Imagine living your life in isolation, feeling like everything and everyone around you are trying to inflict harm on you.
Doesn’t sound like a good life, does it?
While all of this may sound like a very paranoid way of living for us, there are actual people living like that because of a disorder called schizotypal personality disorder.
Many people confuse this disorder with schizophrenia. However, both of these are different to each other.
Schizotypal Personality disorder, like any other personality disorder, is a chronic mental illness.
People suffering with this disorder experience strange patterns of thinking and behaving.
As a result, they struggle to form close relationships with others.
Living with schizotypal personality disorder is a constant struggle.
They usually don’t understand how any type of relationships work.
It is really hard for them to make sense of how their way of behaving impacts other people around them.
They tend to misunderstand other’s motivations and develop a general mistrust over everyone.
These problems ultimately lead to severe anxiety and make them unable to respond appropriately to social cues.
Schizotypal personality disorder affected approximately 3% of the general population.
Also it is found to be more common in males than female.
This disorder is typically diagnosed in early adulthood and is likely to endure throughout the lifetime.

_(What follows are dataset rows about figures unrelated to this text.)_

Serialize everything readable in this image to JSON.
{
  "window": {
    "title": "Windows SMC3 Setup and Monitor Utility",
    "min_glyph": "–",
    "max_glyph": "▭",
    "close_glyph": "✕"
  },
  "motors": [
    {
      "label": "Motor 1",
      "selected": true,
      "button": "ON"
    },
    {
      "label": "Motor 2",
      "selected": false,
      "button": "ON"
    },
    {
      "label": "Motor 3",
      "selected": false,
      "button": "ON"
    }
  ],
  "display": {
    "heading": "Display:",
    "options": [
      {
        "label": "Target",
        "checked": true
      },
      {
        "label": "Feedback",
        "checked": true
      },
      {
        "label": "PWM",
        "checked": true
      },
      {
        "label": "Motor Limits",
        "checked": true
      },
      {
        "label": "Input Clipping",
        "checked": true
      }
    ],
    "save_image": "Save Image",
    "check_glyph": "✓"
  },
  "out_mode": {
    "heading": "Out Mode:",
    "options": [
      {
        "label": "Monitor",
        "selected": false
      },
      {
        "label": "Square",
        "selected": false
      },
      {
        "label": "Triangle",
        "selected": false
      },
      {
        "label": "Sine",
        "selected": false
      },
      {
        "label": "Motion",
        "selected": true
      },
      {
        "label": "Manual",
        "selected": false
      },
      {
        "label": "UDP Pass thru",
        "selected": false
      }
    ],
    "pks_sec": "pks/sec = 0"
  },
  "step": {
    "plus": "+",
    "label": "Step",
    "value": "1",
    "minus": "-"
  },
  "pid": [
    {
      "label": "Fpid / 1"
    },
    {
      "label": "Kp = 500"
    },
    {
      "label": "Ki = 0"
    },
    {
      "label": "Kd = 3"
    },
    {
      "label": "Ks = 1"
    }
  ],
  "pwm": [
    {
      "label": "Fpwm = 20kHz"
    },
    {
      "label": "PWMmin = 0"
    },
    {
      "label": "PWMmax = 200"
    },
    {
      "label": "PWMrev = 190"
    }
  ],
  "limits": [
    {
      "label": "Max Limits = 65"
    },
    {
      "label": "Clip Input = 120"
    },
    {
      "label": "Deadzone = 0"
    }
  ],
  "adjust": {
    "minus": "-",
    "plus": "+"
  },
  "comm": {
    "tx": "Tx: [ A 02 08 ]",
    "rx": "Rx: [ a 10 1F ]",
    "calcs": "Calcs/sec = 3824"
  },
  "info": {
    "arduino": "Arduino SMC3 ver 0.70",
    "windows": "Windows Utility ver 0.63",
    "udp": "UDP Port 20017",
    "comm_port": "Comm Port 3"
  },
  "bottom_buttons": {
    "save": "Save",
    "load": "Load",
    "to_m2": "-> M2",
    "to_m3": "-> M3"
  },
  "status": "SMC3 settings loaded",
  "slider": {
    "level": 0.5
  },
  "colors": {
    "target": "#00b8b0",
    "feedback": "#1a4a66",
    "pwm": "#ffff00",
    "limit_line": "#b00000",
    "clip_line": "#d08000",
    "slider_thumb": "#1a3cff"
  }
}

However with proper treatment and therapy there are chances that the symptoms may improve.
While the main cause behind the schizotypal personality disorder is unknown, there are high chances that the change in the way the brain functions, genetics, environmental influences and learnt behavior plays a vital role behind its cause.

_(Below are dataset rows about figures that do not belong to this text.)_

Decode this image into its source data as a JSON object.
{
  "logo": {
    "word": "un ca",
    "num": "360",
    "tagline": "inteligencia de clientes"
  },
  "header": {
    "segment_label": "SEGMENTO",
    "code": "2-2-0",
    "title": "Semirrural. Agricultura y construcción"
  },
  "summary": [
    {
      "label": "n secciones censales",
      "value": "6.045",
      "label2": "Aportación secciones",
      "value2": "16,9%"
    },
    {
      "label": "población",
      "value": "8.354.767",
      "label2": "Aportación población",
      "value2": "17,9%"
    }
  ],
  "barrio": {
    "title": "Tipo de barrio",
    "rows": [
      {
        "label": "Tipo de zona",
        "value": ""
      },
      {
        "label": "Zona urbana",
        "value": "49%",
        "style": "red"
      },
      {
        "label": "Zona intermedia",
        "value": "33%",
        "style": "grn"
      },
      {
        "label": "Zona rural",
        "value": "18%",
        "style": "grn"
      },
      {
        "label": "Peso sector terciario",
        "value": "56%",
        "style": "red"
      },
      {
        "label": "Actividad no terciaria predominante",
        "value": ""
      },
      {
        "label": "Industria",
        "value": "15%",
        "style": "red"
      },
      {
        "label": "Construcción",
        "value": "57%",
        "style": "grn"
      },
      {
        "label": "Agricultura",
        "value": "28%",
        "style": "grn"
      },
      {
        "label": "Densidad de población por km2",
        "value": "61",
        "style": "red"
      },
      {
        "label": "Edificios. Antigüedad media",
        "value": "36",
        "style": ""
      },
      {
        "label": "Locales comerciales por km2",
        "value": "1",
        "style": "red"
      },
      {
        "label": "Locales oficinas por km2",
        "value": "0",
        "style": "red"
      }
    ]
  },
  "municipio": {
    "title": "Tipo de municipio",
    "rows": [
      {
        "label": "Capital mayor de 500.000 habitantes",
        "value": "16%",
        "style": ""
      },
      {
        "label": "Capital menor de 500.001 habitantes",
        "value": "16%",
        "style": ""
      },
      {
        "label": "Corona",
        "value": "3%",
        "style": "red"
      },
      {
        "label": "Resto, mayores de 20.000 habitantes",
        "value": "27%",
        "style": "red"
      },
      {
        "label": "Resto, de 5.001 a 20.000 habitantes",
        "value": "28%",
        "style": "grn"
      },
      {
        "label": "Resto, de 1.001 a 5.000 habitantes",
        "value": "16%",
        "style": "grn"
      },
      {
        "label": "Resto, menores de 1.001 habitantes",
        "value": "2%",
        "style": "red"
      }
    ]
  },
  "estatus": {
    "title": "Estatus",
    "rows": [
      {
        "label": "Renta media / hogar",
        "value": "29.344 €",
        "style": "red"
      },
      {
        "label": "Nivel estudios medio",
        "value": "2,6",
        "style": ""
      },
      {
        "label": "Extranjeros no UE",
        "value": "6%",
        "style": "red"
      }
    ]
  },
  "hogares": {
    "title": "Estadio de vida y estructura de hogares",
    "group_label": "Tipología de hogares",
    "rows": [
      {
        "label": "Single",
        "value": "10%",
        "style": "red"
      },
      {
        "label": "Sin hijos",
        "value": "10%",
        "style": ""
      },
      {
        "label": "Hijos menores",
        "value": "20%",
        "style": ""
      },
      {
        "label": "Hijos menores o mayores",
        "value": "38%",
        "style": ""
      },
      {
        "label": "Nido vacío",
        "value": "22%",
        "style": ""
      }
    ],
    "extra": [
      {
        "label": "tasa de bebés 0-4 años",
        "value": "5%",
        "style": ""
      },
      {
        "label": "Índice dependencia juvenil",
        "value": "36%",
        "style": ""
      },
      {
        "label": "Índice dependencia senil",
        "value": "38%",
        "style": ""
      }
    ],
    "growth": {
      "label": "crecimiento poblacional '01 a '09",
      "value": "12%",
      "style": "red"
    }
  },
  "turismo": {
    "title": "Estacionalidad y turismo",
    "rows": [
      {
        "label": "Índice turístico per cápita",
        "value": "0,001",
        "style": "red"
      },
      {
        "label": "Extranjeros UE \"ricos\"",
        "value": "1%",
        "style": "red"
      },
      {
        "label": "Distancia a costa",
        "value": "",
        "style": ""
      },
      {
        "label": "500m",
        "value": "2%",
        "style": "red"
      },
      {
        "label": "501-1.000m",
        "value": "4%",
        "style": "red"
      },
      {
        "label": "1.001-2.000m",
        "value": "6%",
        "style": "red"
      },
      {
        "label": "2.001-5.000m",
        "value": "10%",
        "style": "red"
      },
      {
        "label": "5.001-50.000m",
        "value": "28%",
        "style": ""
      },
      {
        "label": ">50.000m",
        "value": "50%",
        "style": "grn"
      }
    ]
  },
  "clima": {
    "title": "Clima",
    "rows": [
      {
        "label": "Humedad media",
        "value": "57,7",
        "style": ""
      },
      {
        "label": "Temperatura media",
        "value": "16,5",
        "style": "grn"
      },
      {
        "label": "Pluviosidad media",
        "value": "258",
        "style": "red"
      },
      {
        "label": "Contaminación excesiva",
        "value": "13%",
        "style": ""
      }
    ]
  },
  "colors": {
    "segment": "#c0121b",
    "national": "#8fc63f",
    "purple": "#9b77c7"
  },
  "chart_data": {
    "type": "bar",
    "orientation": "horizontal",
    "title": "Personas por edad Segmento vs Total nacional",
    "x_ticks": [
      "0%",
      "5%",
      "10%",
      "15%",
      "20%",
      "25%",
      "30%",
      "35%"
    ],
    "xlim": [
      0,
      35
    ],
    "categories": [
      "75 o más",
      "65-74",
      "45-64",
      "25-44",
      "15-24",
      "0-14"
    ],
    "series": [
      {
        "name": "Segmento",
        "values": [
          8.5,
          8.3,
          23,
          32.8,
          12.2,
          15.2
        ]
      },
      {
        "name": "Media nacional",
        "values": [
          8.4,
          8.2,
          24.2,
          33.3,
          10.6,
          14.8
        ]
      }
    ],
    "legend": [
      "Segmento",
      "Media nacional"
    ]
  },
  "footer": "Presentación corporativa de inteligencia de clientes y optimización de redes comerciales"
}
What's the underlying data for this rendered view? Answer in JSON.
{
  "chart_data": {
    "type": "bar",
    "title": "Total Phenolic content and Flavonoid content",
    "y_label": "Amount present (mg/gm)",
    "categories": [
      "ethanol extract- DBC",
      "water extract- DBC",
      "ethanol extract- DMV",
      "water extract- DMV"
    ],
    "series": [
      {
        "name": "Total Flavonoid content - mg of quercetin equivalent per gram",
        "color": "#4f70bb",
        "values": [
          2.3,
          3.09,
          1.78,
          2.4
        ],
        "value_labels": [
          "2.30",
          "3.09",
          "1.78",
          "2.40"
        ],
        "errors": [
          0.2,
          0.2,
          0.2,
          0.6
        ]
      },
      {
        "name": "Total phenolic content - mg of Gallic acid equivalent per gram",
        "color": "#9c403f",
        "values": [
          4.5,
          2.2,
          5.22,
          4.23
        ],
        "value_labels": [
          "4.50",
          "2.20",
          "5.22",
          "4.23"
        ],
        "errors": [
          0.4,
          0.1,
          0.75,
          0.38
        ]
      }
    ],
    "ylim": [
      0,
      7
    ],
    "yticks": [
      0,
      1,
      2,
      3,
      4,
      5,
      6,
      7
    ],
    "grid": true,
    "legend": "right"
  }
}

A person having any of his family members suffering from schizophrenia are at higher risk of suffering this disorder than those who don’t have any.
Evidences also suggest that parenting styles, early separation, trauma/maltreatment history especially early childhood neglect might result in development of schizotypal traits.

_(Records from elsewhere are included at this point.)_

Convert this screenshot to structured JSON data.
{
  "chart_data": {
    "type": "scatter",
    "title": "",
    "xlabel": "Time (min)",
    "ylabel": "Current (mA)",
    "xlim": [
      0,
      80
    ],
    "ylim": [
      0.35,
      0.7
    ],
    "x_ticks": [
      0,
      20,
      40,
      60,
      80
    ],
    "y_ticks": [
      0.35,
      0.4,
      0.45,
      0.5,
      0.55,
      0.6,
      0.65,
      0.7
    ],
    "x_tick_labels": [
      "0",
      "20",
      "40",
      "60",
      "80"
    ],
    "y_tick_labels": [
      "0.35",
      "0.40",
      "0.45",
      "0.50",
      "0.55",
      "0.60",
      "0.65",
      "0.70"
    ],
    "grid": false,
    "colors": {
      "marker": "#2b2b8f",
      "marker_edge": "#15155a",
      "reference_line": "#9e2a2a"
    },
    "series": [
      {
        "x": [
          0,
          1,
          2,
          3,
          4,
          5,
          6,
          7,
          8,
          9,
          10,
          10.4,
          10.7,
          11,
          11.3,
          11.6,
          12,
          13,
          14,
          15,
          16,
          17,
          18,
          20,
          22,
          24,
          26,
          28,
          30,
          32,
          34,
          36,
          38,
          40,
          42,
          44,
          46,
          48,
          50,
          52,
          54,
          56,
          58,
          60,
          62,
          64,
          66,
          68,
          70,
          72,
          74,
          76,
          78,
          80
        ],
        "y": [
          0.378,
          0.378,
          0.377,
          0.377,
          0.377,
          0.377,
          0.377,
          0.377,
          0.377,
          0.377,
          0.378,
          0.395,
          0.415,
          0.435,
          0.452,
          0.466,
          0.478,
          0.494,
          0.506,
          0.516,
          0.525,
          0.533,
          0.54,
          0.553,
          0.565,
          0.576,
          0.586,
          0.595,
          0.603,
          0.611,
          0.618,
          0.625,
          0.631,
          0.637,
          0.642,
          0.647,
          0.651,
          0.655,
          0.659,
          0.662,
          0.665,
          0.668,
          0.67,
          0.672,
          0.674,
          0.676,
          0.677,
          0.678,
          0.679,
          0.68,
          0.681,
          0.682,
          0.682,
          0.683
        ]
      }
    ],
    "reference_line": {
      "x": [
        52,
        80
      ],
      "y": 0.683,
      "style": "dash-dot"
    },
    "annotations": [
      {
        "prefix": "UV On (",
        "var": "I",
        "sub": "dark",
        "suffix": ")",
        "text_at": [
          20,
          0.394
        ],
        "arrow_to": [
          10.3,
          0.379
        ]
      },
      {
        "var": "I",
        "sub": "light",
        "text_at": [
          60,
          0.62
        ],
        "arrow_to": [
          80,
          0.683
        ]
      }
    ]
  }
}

Over time, children usually learn to interpret social cues and respond appropriately but for unknown reasons this process does not seem to work well for children suffering with this disorder.
Usually schizotypal personality disorder also co-occurs with major depressive disorder, dysthymia and generalized social phobia.
Other personality disorders that co-occur most often with schizotypal personality disorder are schizoid, paranoid, avoidant and borderline.
As mentioned earlier schizotypal personality disorder is usually diagnosed early in adulthood.
If your doctor suspects that you have this disorder, they’ll start by giving you a physical examination to check for physical conditions that could possibly be the cause your symptoms.
They might also ask about the symptoms that you might have been experiencing and whether any other of your family members have personality disorders.
So it will be wise to take a friend or family with you who can answer about your behavioral changes and the medical history of your family.
Then, If the doctor does not find any physical reason for the symptoms, he or she might refer you to a psychiatrist or psychologist or health care professionals who are specially trained to diagnose and treat mental illnesses.
Psychiatrists and psychologists will use specially designed interview and assessment tools to evaluate whether you have a personality disorder or not.
The treatment for Schizotypal Personality Disorder involves a combination of psychotherapy and medication.
Till now, there is very little research done about the use of psychotherapy with Schizotypal Personality Disorder patients.
Psychotherapy includes psycho-education about social skills as well as cognitive-behavioral techniques that can help patients identify and challenge negative or distorted patterns of thinking.
Family therapy might also help educate family members about the disorder, improve communication, and address patterns which increase anxiety for the individual and comparatively help them live an easier life.
Currently, Food and Drug Administration haven’t approved any medications for the treatment of schizotypal personality disorder.
However, doctors may prescribe antipsychotic medications, antidepressants, mood stabilizers, or anti-anxiety medications to help with symptoms.
Stimulants often used to treat attention problems can also sometimes be found useful in patients suffering with this disorder.
Treatment may also include addressing some of the complications of the disorder, which includes increased anxiety, substance abuse, and suicidal thoughts and behaviors.
Overall, symptoms tend to improve when people with schizotypal personality disorder begin to build stronger relationships and a sense of self-efficacy at school, work, or in other interests.
Life for the patients of schizotypal personality disorder is very difficult at its own but with proper treatment and support of family, living shall become a little more easy for them.